Разжала я пальцы и увидела: вроде как медальон восьмиугольной формы, на цепочке. На нем — то ли кельтские, то ли славянские знаки вырезаны. Покрутив его, я обнаружила, что медальон открывается, и, нажав на тайную пружинку, стала при свете костра разглядывать, что же изображено на внутренней крышке. А там, на белом и черном перламутре, был лес и множество зверей. Волк, медведь, лиса, заяц, лось, кабан, белка, орел. И все это выполнено с такой тщательностью, что можно рассмотреть волоски на лохматых телах. На второй стороне были изображены гора, дуб и звезда. Закрыв оберег, я повесила его на шею и погрузилась в размышления. С одной стороны, подарок впечатляющий, а с другой — как-то опасливо такие вещи на себе носить. Но дискомфорта я не чувствовала, и потому решила, что оставлю оберег на себе. Тем более что от него словно теплом веяло, как будто всегда моим был. Из темного металла, размером сантиметра четыре, он уютно пригрелся у меня на груди.
Дальше на север
Из Кондопоги, решив не оставлять лодки, отправились мы на поезде до станции Кемь. «Проезжаешь Кемь насквозь, как увидишь колонку, набери воды, потом по перешейку попадаешь в Рабочеостровск.

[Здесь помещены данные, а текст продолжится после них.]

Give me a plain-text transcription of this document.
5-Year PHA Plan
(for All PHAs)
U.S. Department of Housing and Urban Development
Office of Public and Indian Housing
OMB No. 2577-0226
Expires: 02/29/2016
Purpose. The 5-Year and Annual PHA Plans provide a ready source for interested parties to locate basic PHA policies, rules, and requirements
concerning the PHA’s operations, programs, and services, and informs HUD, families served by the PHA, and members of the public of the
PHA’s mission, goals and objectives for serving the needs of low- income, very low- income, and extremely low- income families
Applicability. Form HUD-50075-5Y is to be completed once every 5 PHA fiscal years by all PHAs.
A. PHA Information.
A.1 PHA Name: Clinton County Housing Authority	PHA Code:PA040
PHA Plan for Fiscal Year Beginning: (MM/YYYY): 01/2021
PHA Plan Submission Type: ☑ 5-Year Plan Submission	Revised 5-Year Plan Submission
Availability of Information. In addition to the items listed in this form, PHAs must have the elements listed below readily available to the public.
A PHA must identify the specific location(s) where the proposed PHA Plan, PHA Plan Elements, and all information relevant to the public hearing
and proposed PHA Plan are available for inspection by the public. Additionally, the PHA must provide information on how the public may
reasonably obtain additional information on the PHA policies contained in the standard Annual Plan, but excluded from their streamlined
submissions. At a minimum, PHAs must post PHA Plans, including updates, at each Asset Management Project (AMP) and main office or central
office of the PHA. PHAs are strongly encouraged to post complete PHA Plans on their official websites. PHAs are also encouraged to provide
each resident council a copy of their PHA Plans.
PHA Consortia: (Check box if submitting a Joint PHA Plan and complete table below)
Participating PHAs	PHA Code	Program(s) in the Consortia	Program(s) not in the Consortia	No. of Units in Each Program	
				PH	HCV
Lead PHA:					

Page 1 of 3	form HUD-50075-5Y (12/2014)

Там пристань, завод по обработке леса, левее пристани жилые дома, за ними бывший пересыльный пункт. Около дома (там снимался фильм “Остров” с Мамоновым) ищи место для стоянки. Магазин в поселке так себе, слабенький. Колбаса и водка». — Такую вот эсэмэску получил Юлик от приятеля, который ходил на Соловки на катамаранах в прошлом году.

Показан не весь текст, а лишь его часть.